In all my years of hunting, I have learned not to depend on blood trails. With muzzle loaders and bows, I watch and listen after the shot. I do not go after a deer, unless I know exactly where I hit it, until I give it at least 30 min. to an hour. A lot of hits in the shoulder, just don't leave much of a blood trail. Chasing after a deer, accomplishes nothing, except spooking it. Most deer will lay down within 60 to 80 yards, if not pursued. The main thing to know, is which direction, and in most cases it will be to thick cover and down hill. If thick cover is 200 yards away, and they can make it, that's where they are headed. If you make a good hit,(lung,vital) then a 60 to 80 yard area, should be about as far as they can go. A blood trail is handy, but I've learned not to count on it.
This has been my experience, completely. In fact on at least two times I did not see a blood trail though I found the deer, and then back tracked by following the blood trail back to the point where the deer was hit... to learn about what the deer was doing. The trail was obvious then, not so when I went looking..., because I hadn't learned enough yet.
Many folks who have trouble finding blood trails don't know where to look.. me too at first. Blasting both lungs and the deer may cough or bleed "high"... folks looking on the ground can go right by lots of blood by looking only at the ground. I've seen blood 2' off the ground on a tree or bush, when there was little to find on the actual ground.
nchawkeye Said:
A well hit deer doesn't travel a mile......
I beg to differ. That's a absolute statement that in my opinion, simply is not true.
Except that in the examples that you cite, the deer wasn't "well hit" in my opinion. In my opinion you get both lungs, not the heart, and that's well hit. The farthest that I have had a deer go when this was done was just over 60 yards..., and that's happened only once... normally they are less than 50 yards away and some I could see when I stood at the point where they were hit. I leave a piece of blaze orange overhead where I was when I shot, and then go to the spot where the deer was standing. I'm not always accurate on how far away the deer was standing in the brush, and being off by five yards is 15 feet... you can miss stuff being that far off the "trail". Marking where I was allows me to look back and to check my position compared to where I thought the deer stood. Sometimes it's more a problem of spotting where the deer actually stood than finding the blood trail.

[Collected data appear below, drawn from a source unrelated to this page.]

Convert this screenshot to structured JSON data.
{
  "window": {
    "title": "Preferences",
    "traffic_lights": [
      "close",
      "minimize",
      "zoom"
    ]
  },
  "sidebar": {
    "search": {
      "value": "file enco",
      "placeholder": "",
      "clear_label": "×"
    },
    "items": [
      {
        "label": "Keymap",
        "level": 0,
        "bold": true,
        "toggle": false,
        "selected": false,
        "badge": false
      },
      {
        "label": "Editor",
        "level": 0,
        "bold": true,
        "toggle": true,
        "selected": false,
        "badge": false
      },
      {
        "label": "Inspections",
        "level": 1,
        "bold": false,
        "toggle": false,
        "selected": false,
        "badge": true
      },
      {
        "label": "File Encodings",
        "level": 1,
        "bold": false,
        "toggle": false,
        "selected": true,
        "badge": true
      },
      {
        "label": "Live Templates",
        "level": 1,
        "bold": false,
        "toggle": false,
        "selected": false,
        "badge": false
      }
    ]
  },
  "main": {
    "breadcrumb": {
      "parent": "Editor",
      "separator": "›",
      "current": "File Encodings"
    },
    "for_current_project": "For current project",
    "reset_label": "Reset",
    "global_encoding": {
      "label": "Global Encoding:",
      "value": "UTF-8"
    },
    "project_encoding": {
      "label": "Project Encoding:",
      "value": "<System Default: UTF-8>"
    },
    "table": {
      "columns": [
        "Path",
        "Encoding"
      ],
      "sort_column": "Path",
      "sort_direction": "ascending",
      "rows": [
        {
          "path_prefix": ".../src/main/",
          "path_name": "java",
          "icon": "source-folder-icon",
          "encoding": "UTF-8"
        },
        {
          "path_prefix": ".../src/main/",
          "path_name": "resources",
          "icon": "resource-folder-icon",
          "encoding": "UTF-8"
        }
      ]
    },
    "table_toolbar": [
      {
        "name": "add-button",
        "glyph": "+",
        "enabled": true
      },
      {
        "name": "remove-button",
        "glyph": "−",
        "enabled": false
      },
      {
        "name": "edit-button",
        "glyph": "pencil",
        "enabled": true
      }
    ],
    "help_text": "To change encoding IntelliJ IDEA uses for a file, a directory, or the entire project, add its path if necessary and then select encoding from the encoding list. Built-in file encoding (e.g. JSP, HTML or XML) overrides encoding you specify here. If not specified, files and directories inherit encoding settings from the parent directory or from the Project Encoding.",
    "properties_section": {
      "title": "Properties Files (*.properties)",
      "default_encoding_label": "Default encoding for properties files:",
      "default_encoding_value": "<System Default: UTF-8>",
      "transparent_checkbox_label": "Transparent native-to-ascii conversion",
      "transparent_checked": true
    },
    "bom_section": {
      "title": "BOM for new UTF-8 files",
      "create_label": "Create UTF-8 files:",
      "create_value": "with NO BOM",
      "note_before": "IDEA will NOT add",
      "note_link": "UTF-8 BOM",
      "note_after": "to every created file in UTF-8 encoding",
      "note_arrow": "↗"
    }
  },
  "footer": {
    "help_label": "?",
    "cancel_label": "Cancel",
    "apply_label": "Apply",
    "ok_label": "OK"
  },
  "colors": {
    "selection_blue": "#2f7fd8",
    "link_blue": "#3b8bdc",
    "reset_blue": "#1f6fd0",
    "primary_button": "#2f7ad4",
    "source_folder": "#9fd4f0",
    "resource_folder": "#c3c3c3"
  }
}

Sometimes you can hear them crash when they "pile up" in the woods. I've noticed that a buck hit goes farther than a doe. I've also tracked deer that were mortally wounded but not in both lungs , though in one case the heart was hit without any damage to the lungs... tracked for more than 100 yards. The worst case was one where my buddy hit only the heart... amazing what a damaged heart but good lungs can do for a deer and how far they can go... especially when you go after them right after making the shot! As the first quote says I wait 30 minutes... about the time it takes to fill, light, and smoke my clay pipe.